8. Individual Rights & School Responsibility
Data protection laws grant individuals specific rights, including access, correction, erasure, portability, and withdrawal of consent. BSS contracts directly with schools, not with parents, students, staff, or other individuals. Schools act as the primary data controllers for student and staff information and are responsible for obtaining appropriate consents and managing individual requests. BSS provides the technical tools that enable schools to fulfil these obligations.

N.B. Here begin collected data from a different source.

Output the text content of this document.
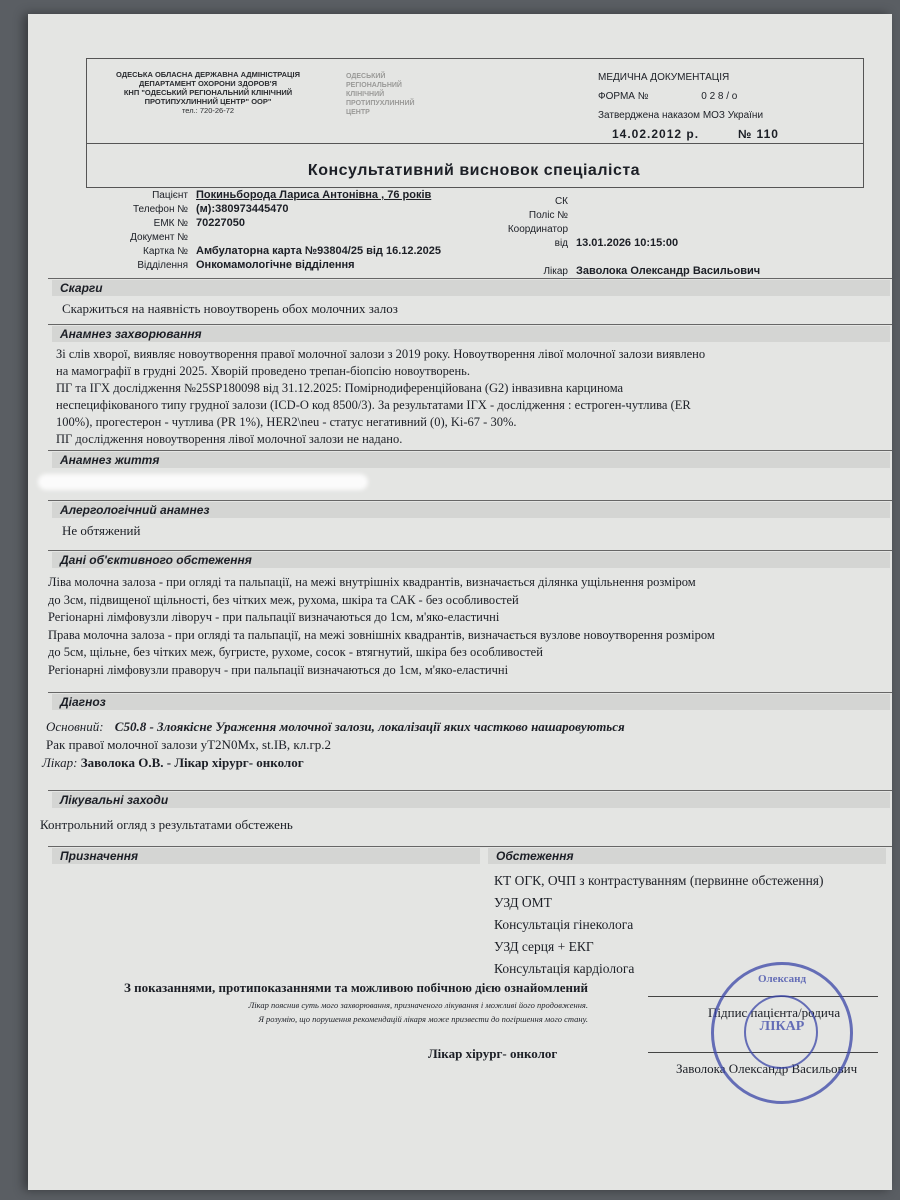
ОДЕСЬКА ОБЛАСНА ДЕРЖАВНА АДМІНІСТРАЦІЯ
ДЕПАРТАМЕНТ ОХОРОНИ ЗДОРОВ'Я
КНП "ОДЕСЬКИЙ РЕГІОНАЛЬНИЙ КЛІНІЧНИЙ
ПРОТИПУХЛИННИЙ ЦЕНТР" ООР"
тел.: 720-26-72
ОДЕСЬКИЙ
РЕГІОНАЛЬНИЙ
КЛІНІЧНИЙ
ПРОТИПУХЛИННИЙ
ЦЕНТР
МЕДИЧНА ДОКУМЕНТАЦІЯ
ФОРМА №	0 2 8 / о
Затверджена наказом МОЗ України
14.02.2012 р.	№ 110
Консультативний висновок спеціаліста
Пацієнт Покиньборода Лариса Антонівна , 76 років
Телефон № (м):380973445470
ЕМК № 70227050
Документ №
Картка № Амбулаторна карта №93804/25 від 16.12.2025
Відділення Онкомамологічне відділення
СК
Поліс №
Координатор
від 13.01.2026 10:15:00
Лікар Заволока Олександр Васильович
Скарги
Скаржиться на наявність новоутворень обох молочних залоз
Анамнез захворювання
Зі слів хворої, виявляє новоутворення правої молочної залози з 2019 року. Новоутворення лівої молочної залози виявлено
на мамографії в грудні 2025. Хворій проведено трепан-біопсію новоутворень.
ПГ та ІГХ дослідження №25SP180098 від 31.12.2025: Помірнодиференційована (G2) інвазивна карцинома
неспецифікованого типу грудної залози (ICD-O код 8500/3). За результатами ІГХ - дослідження : естроген-чутлива (ER
100%), прогестерон - чутлива (PR 1%), HER2\neu - статус негативний (0), Ki-67 - 30%.
ПГ дослідження новоутворення лівої молочної залози не надано.
Анамнез життя
Алергологічний анамнез
Не обтяжений
Дані об'єктивного обстеження
Ліва молочна залоза - при огляді та пальпації, на межі внутрішніх квадрантів, визначається ділянка ущільнення розміром
до 3см, підвищеної щільності, без чітких меж, рухома, шкіра та САК - без особливостей
Регіонарні лімфовузли ліворуч - при пальпації визначаються до 1см, м'яко-еластичні
Права молочна залоза - при огляді та пальпації, на межі зовнішніх квадрантів, визначається вузлове новоутворення розміром
до 5см, щільне, без чітких меж, бугристе, рухоме, сосок - втягнутий, шкіра без особливостей
Регіонарні лімфовузли праворуч - при пальпації визначаються до 1см, м'яко-еластичні
Діагноз
Основний: C50.8 - Злоякісне Ураження молочної залози, локалізації яких частково нашаровуються
Рак правої молочної залози уT2N0Mx, st.IB, кл.гр.2
Лікар: Заволока О.В. - Лікар хірург- онколог
Лікувальні заходи
Контрольний огляд з результатами обстежень
Призначення	Обстеження
КТ ОГК, ОЧП з контрастуванням (первинне обстеження)
УЗД ОМТ
Консультація гінеколога
УЗД серця + ЕКГ
Консультація кардіолога
З показаннями, протипоказаннями та можливою побічною дією ознайомлений
Лікар пояснив суть мого захворювання, призначеного лікування і можливі його продовження.
Я розумію, що порушення рекомендацій лікаря може призвести до погіршення мого стану.	Підпис пацієнта/родича
Лікар хірург- онколог
Заволока Олександр Васильович
Олександ
ЛІКАР
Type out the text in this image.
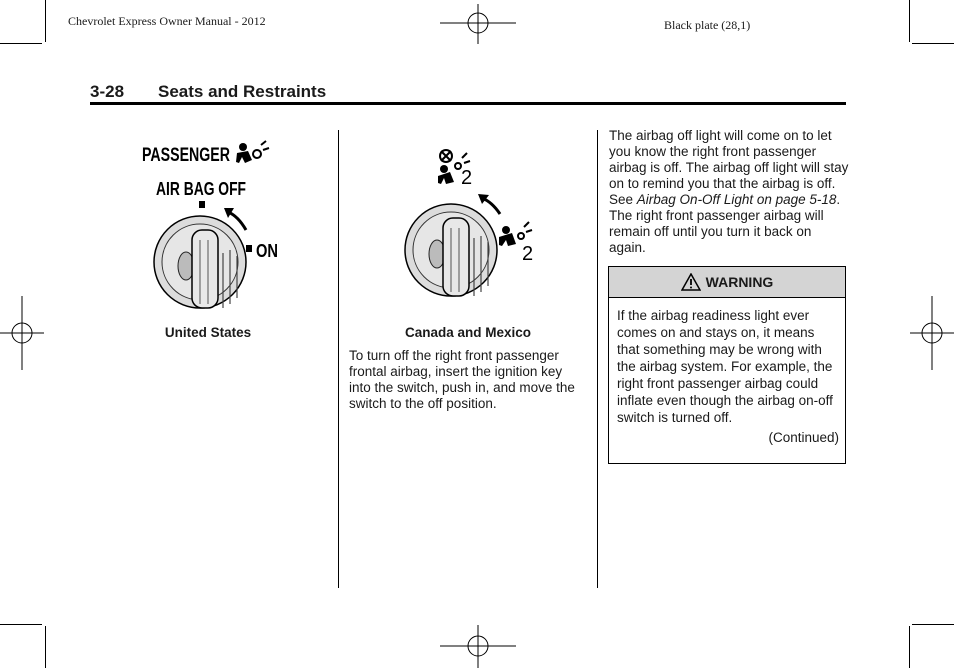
Chevrolet Express Owner Manual - 2012	Black plate (28,1)
3-28 Seats and Restraints
PASSENGER
AIR BAG OFF
ON
United States
2
2
Canada and Mexico
To turn off the right front passenger frontal airbag, insert the ignition key into the switch, push in, and move the switch to the off position.
The airbag off light will come on to let you know the right front passenger airbag is off. The airbag off light will stay on to remind you that the airbag is off. See Airbag On-Off Light on page 5-18. The right front passenger airbag will remain off until you turn it back on again.
WARNING
If the airbag readiness light ever comes on and stays on, it means that something may be wrong with the airbag system. For example, the right front passenger airbag could inflate even though the airbag on-off switch is turned off.
(Continued)
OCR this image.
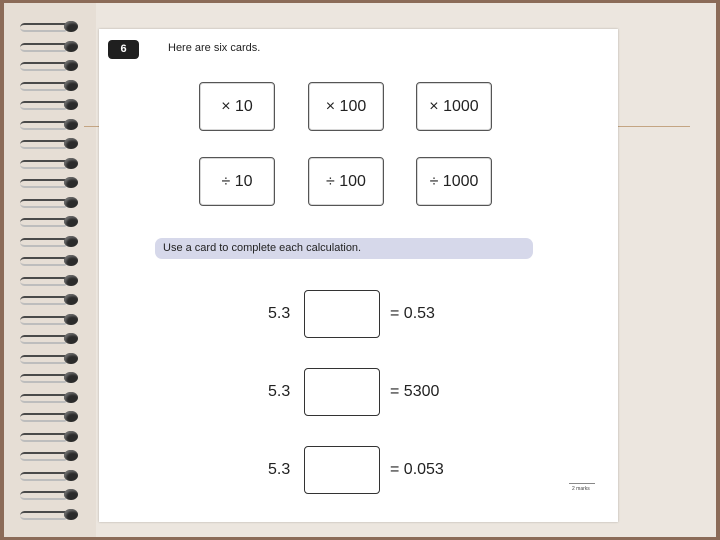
6	Here are six cards.
× 10	× 100	× 1000
÷ 10	÷ 100	÷ 1000
Use a card to complete each calculation.
5.3	= 0.53
5.3	= 5300
5.3	= 0.053
2 marks
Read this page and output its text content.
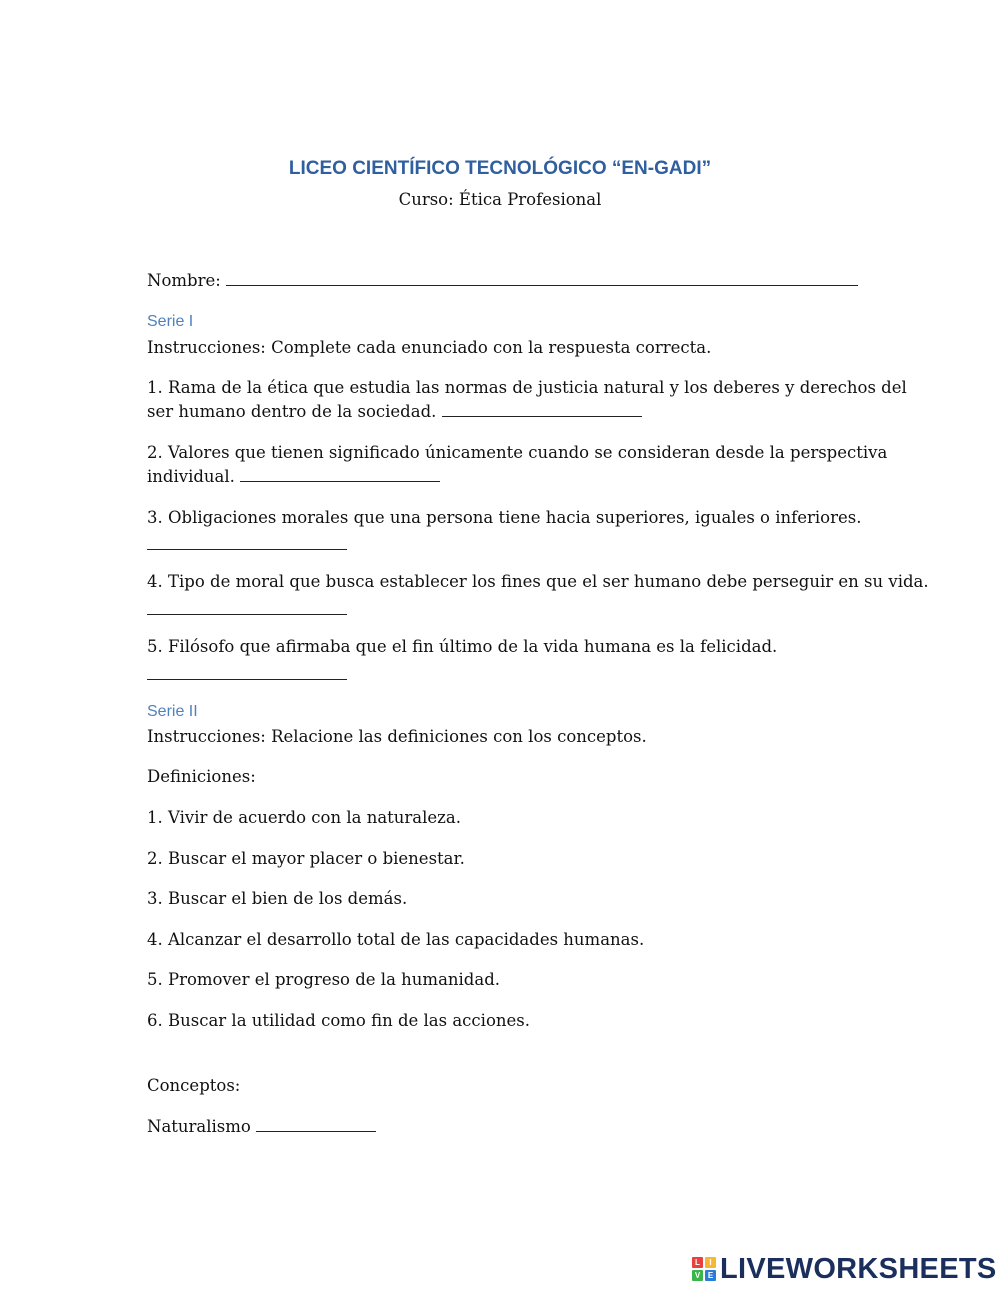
LICEO CIENTÍFICO TECNOLÓGICO “EN-GADI”
Curso: Ética Profesional
Nombre:
Serie I
Instrucciones: Complete cada enunciado con la respuesta correcta.
1. Rama de la ética que estudia las normas de justicia natural y los deberes y derechos del
ser humano dentro de la sociedad.
2. Valores que tienen significado únicamente cuando se consideran desde la perspectiva
individual.
3. Obligaciones morales que una persona tiene hacia superiores, iguales o inferiores.
4. Tipo de moral que busca establecer los fines que el ser humano debe perseguir en su vida.
5. Filósofo que afirmaba que el fin último de la vida humana es la felicidad.
Serie II
Instrucciones: Relacione las definiciones con los conceptos.
Definiciones:
1. Vivir de acuerdo con la naturaleza.
2. Buscar el mayor placer o bienestar.
3. Buscar el bien de los demás.
4. Alcanzar el desarrollo total de las capacidades humanas.
5. Promover el progreso de la humanidad.
6. Buscar la utilidad como fin de las acciones.
Conceptos:
Naturalismo
L	I
V E LIVEWORKSHEETS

9. Controller and Processor Roles
BSS acts as a data controller where it determines the purpose and means of processing personal data, such as managing customer accounts, authentication, billing, and support communications. BSS acts as a data processor when schools use the platform to manage student, staff, and boarding‑related data. In this role, BSS processes personal data strictly in accordance with customer instructions and configured controls.
10. Data Deletion & Service Exit
Upon service termination, schools may request a structured export of their data. Active customer data is then securely deleted, and backup copies are managed to expire under controlled lifecycle policies.
11. Continuous Improvement
BSS regularly reviews security practices, infrastructure updates, regulatory developments, and boarding‑sector requirements. Our security approach is aligned with internationally recognised standards but is not presented as a formal ISO certification.
12. Contact & Review
Schools may request a technical or regional review covering data residency, access controls, authentication policies, and deletion processes. Demonstration environments may be provided upon request.